“The goddess Venus has certainly taken us under her protection. A grand hunt of some kind is to take place to-morrow out in the direction of Thury; I know no particulars about it, all I do know is, that he is going away this evening. You, therefore, start at nine o’clock, so as to be here at half-past ten. Come in by the way you know; someone whom you know will be awaiting you, and will bring you, you know where. Last time you came, I don’t mean to upbraid you, but it did seem to me you stayed a long time in the corridors.

“Jane.”

“Devil take it!” muttered Thibault.

“I beg your pardon, my lord?” said the stable-boy.

“Nothing, you lout, except that I do not require you any longer and you can go.”

“A good journey to you, my lord!” said the stable-boy, bowing to the ground, and he went back to his stable.

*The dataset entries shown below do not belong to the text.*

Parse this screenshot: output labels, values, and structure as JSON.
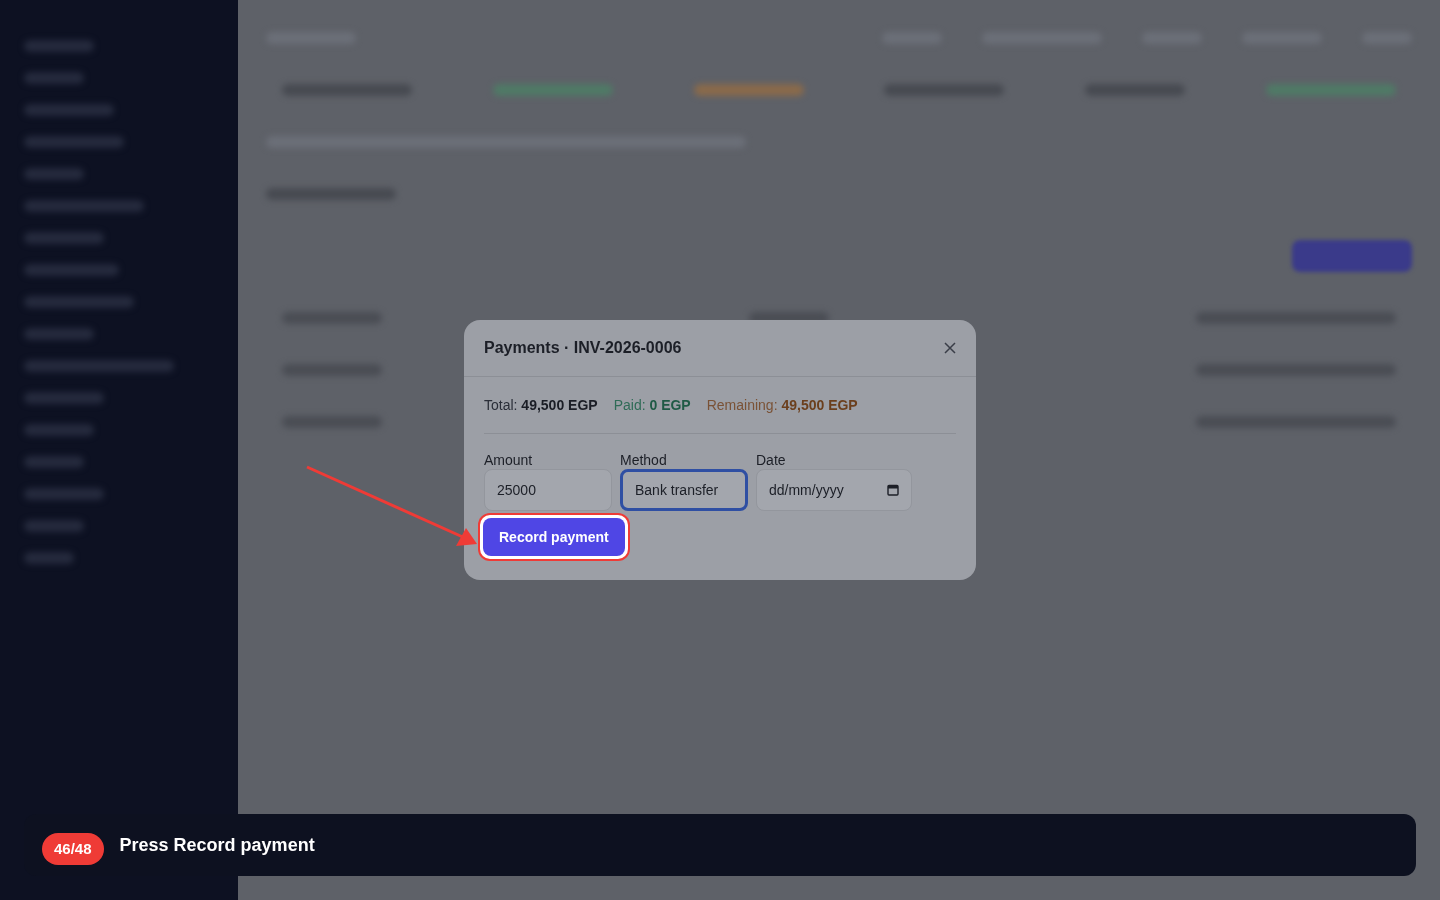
{
  "dialog": {
    "title": "Payments · INV-2026-0006",
    "summary": [
      {
        "kind": "total",
        "label": "Total:",
        "value": "49,500 EGP"
      },
      {
        "kind": "paid",
        "label": "Paid:",
        "value": "0 EGP"
      },
      {
        "kind": "remaining",
        "label": "Remaining:",
        "value": "49,500 EGP"
      }
    ],
    "fields": [
      {
        "kind": "text",
        "label": "Amount",
        "value": "25000",
        "focused": false
      },
      {
        "kind": "select",
        "label": "Method",
        "value": "Bank transfer",
        "focused": true
      },
      {
        "kind": "date",
        "label": "Date",
        "placeholder": "dd/mm/yyyy",
        "focused": false
      }
    ],
    "submit": {
      "label": "Record payment",
      "highlighted": true
    }
  },
  "tour": {
    "step": "46/48",
    "instruction": "Press Record payment"
  }
}
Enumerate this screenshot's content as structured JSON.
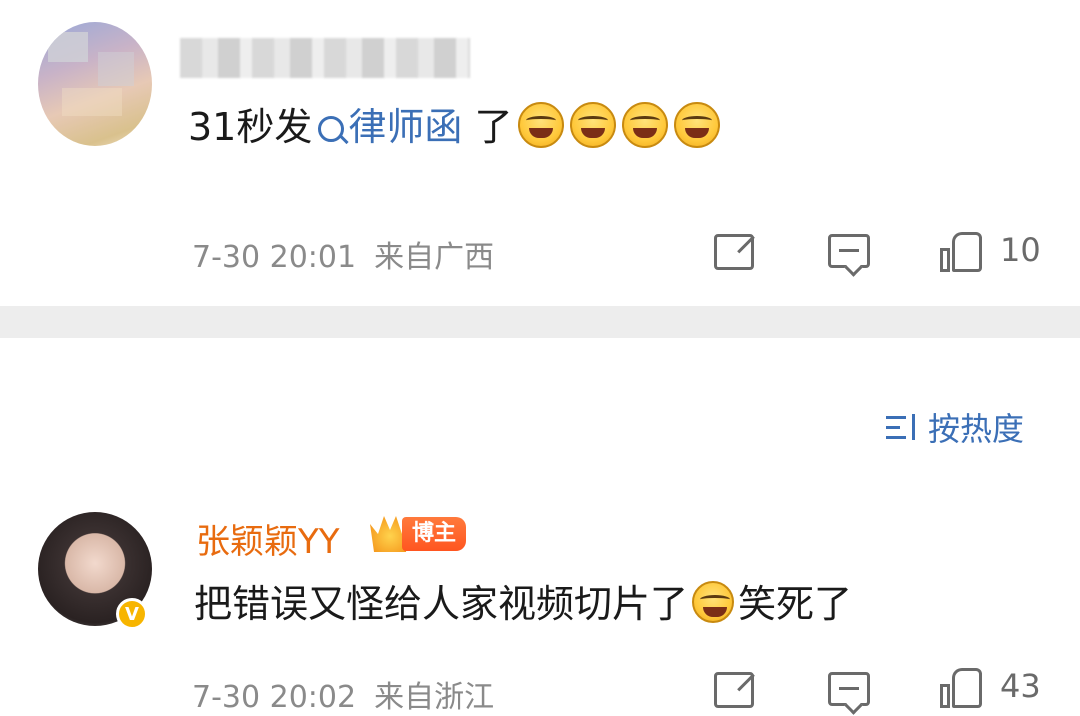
{
  "comment1": {
    "text_before": "31秒发",
    "link_text": "律师函",
    "text_after": " 了",
    "emoji_count": 4,
    "time": "7-30 20:01",
    "location": "来自广西",
    "likes": "10"
  },
  "sort": {
    "label": "按热度"
  },
  "comment2": {
    "username": "张颖颖YY",
    "badge": "博主",
    "verified_mark": "V",
    "text_before": "把错误又怪给人家视频切片了",
    "text_after": "笑死了",
    "time": "7-30 20:02",
    "location": "来自浙江",
    "likes": "43"
  },
  "colors": {
    "link": "#3b6fb6",
    "username": "#e86b0f",
    "meta": "#8a8a8a",
    "divider": "#ededed"
  }
}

“Devil take it!” repeated Thibault, “the letter gives me precious little information, except that we are under the protection of the Goddess Venus, that he goes away this evening, that the Comtesse de Mont-Gobert expects me at half-past ten, and that her Christian name is Jane. As for the rest, I am to go in by the way I know, I shall be awaited by someone I know, and taken where I know.” Thibault scratched his ear, which is what everybody does, in every country of the world, when plunged into awkward circumstances. He longed to go and wake up the Lord of Vauparfond’s spirit, which was just now sleeping in Thibault’s body on Thibault’s bed; but, apart from the loss of time which this would involve, it might also cause considerable inconvenience, for the Baron’s spirit, on seeing its own body so near to it, might be taken with the desire of re-entering it. This would give rise to a struggle in which Thibault could not well defend himself without doing serious harm to his own person; some other way out of the difficulty must therefore be found. He had heard a great deal about the wonderful sagacity of animals, and had himself, during his life in the country, had occasion more than once to admire their instinct, and he now determined to trust to that of his horse. Riding back into the main road, he turned the horse in the direction of Mont-Gobert, and let it have its head. The horse immediately started off at a gallop; it had evidently understood. Thibault troubled himself no further, it was now the horse’s affair to bring him safely to his destination. On reaching the corner of the park wall the animal stopped, not apparently because it was in doubt as to which road to take, but something seemed to make it uneasy, and it pricked its ears. At the same time, Thibault also fancied that he caught sight of two shadows; but they must have been only shadows, for although he stood up in his stirrups and looked all around him, he could see absolutely nothing. They were probably poachers he thought, who had reasons like himself for wishing to get inside the park. There being no longer anything to bar his passage, he had only, as before, to let the horse go its own way, and he accordingly did so. The horse followed the walls of the park at a quick trot, carefully choosing the soft edge of the road, and not uttering a single neigh; the intelligent animal seemed as if it knew that it must make no sound or at least as little sound as possible.

In this way, they went along the whole of one side of the park, and on reaching the corner, the horse turned as the wall turned, and stopped before a small breach in the same. “It’s through here, evidently,” said Thibault, “that we have to go.”

The horse answered by sniffing at the breach, and scraping the ground with its foot; Thibault gave the animal the rein, and it managed to climb up and through the breach, over the loose stones which rolled away beneath its hoof. Horse and rider were now within the park. One of the three difficulties had been successfully overcome: Thibault had got in by the way he knew; it now remained to find the person whom he knew, and he thought it wisest to leave this also to his horse. The horse went on for another five minutes, and then stopped at a short distance from the Castle, before the door of one of those little huts of rough logs and bark and clay, which are built up in parks, as painters introduce buildings into their landscapes, solely for the sake of ornament.

On hearing the horse’s hoofs, someone partly opened the door, and the horse stopped in front of it.